Y en esto llega un PSOE debilitado, hambriento de poder inmediato, necesitado de apoyos locales para gobernar, ansioso de cargarse de razón contra un PP que le ha salido respondón. Zapatero, encorsetado por un partido que no sabe quién es, se lía a apretar manos, y a hacer suyas reivindicaciones ajenas al socialismo español de los últimos 25 años. El federalismo asimétrico, entelequia incomprensible, aparece sobre la mesa como un proyecto posible. Los gerifaltes del PSOE se reúnen en Santillana del Mar, y acuerdan que no han acordado nada, salvo, claro, crear un debate sobre una necesidad falsa, la de cambiar el Estado de las Autonomías. El cuadro que pintan es el de una “España singular”, la del PP, que no habla ni se entiende, frente a la “España plural”, la del PSOE, la de la incomodidad autonómica.
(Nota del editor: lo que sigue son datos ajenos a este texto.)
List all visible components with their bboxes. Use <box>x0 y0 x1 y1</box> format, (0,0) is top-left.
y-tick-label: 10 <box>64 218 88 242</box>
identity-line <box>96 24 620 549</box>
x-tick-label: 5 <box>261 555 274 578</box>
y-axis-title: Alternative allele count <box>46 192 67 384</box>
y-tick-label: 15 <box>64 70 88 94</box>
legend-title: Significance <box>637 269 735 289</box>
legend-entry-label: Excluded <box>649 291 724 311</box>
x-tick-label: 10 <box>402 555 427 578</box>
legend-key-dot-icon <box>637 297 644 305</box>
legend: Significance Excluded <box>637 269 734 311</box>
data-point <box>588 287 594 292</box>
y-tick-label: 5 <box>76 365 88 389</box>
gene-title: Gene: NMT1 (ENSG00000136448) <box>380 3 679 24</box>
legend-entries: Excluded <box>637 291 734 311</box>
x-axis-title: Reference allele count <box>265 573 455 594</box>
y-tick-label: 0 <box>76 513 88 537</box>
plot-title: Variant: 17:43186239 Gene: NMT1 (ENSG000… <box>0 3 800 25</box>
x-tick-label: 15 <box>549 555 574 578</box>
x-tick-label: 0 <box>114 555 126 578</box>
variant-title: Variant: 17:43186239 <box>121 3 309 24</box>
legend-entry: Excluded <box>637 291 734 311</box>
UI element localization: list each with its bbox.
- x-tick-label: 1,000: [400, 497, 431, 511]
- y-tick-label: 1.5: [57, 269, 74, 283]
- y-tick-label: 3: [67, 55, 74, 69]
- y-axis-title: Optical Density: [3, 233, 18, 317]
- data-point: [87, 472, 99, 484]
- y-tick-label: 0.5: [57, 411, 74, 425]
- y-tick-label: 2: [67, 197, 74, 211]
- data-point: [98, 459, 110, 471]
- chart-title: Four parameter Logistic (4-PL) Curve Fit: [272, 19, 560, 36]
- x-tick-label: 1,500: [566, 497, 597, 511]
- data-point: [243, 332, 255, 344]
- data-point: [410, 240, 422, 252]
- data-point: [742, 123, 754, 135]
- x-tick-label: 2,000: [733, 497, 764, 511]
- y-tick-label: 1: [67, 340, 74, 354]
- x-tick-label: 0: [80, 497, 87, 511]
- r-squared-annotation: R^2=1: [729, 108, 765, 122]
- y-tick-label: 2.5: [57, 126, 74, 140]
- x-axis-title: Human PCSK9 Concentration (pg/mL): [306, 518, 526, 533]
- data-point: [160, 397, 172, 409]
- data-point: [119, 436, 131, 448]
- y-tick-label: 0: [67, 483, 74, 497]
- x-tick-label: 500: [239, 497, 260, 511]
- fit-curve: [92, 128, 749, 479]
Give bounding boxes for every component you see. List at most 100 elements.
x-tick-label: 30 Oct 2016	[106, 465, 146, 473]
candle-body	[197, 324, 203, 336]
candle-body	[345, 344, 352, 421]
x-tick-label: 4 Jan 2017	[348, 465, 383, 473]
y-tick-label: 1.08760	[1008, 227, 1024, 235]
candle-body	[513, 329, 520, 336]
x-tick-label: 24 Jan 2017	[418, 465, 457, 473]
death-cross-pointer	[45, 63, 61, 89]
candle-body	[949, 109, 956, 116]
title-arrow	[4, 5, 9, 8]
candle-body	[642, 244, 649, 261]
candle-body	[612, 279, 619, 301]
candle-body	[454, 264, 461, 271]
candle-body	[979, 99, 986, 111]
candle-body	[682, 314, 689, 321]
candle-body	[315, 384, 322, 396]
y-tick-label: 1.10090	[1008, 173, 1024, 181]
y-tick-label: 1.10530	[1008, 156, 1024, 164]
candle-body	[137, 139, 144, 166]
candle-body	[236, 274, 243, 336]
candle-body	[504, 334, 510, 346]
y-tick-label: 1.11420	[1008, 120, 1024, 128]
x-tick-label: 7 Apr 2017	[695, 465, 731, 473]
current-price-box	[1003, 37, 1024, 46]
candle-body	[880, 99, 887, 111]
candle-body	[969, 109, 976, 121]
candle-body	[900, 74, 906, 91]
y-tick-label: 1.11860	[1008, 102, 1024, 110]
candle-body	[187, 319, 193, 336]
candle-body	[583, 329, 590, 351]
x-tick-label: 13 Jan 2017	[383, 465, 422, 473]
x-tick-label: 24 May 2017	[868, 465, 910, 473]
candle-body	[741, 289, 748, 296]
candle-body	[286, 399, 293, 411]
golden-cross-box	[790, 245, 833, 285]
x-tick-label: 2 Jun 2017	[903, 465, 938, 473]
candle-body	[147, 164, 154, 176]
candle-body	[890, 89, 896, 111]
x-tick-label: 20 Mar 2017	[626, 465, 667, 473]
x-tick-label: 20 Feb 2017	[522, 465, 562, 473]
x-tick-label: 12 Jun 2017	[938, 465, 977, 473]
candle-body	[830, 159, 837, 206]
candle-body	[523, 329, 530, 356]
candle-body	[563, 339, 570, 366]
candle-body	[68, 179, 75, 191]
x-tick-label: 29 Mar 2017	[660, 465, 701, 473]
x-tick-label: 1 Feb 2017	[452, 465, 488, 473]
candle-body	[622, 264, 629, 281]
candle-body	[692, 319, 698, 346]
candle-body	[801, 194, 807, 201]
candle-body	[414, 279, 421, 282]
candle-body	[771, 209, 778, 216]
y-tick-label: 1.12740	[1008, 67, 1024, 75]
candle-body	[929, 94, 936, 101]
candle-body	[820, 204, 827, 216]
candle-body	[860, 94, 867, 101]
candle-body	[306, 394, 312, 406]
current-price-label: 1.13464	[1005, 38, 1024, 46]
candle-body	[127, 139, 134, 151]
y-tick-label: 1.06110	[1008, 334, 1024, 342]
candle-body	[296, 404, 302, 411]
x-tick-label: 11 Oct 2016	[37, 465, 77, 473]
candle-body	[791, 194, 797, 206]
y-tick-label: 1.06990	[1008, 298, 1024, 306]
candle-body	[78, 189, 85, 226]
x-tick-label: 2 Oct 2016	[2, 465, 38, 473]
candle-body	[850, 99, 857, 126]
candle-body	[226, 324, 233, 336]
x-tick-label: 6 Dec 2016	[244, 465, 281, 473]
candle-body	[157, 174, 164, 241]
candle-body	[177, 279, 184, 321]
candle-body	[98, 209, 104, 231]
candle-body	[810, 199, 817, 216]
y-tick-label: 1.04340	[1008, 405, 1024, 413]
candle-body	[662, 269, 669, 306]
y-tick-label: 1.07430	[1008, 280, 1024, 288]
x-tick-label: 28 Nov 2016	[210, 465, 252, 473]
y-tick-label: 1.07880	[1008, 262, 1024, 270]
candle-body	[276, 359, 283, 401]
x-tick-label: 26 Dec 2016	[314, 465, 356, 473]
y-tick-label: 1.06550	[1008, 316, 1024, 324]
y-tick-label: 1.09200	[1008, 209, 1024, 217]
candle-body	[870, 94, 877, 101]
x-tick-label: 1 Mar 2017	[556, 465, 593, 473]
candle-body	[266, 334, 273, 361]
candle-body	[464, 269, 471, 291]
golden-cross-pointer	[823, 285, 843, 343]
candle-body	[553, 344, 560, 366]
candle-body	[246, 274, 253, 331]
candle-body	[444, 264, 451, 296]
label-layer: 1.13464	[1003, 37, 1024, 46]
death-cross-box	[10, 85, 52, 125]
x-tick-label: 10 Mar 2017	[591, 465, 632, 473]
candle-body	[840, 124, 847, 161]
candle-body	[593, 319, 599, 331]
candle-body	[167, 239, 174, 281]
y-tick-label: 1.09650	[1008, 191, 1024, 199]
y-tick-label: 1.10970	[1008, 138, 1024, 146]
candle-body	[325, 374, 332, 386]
Este debate sobre la inexistencia de lo que ha sido España desde sus orígenes, sólo puede responder a un desconocimiento alarmante de la Historia de nuestro país, a un deseo de votos mal entendido, o a la simple ambición del “reparto de destinos”, de ese nacionalista que piensa, como escribió Ramiro de Maeztu en su obra Hacia otra España, “Quiero la independencia de Cataluña para ser presidente de la república catalana”.
 
¿Alguien cree, de verdad, que Carod-Rovira quiere una “España plural”? ¿O que Ibarretxe ha pensado en algún momento en cómo puede encajar mejor el País Vasco en España? Los nacionalistas excluyentes no quieren una “España plural”, sino la independencia. Pero no hay que preocuparse. Dicen que, después de las elecciones del 14 de marzo, irán a Madrid a hacer “pedagogía”, a explicar a los brutos españoles que lo que importa no es la entrevista de Carod-Rovira con los etarras Antza y “Ternera”, o el pacto que haya podido firmar para que maten en cualquier sitio menos en Cataluña, sino que el CNI y el Gobierno Aznar lo filtraron a la prensa. Ya. Unos vemos la luna, y otros miran el dedo que señala a la luna.